I had never thought of guitars in the way we have them now (shame on me) but it was lovely to hear the soothing sounds of Ian’s guitar group and the intriguingly-named ‘Hope for the Best’ (Don’t we all! – and we get it from our students)

The first concert saw the chamber orchestra perform Schubert’s third symphony under the baton of Chris Gayford, thus uniting the Academy with CSYO even more strongly. The second concert saw the same work under the guidance of Keith Slade who is not only a clear and imaginative conductor but is proving to be a skilful and thorough (as well as highly-entertaining) trainer for the orchestra, taking it to ever higher standards and demanding the best from everyone in it.

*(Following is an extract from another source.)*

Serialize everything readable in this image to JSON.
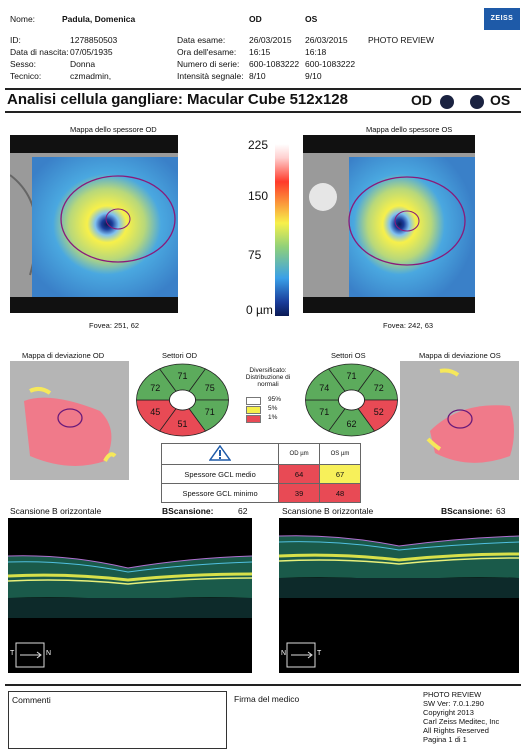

No senior choir or singers this time, or composers or jazz or rock (no time!), but strength, promise, fun and excellent presentation abound in the juniors; Becca and Holly have brought to life a wonderful future for the Academy, both in playing and singing. The choir is working in parts (tremendous for this age group)and the orchestra is slowly building up the whole of Warlock’s evergreen Capriol Suite. If this continues for the next ten years, just imagine where the Academy will be then!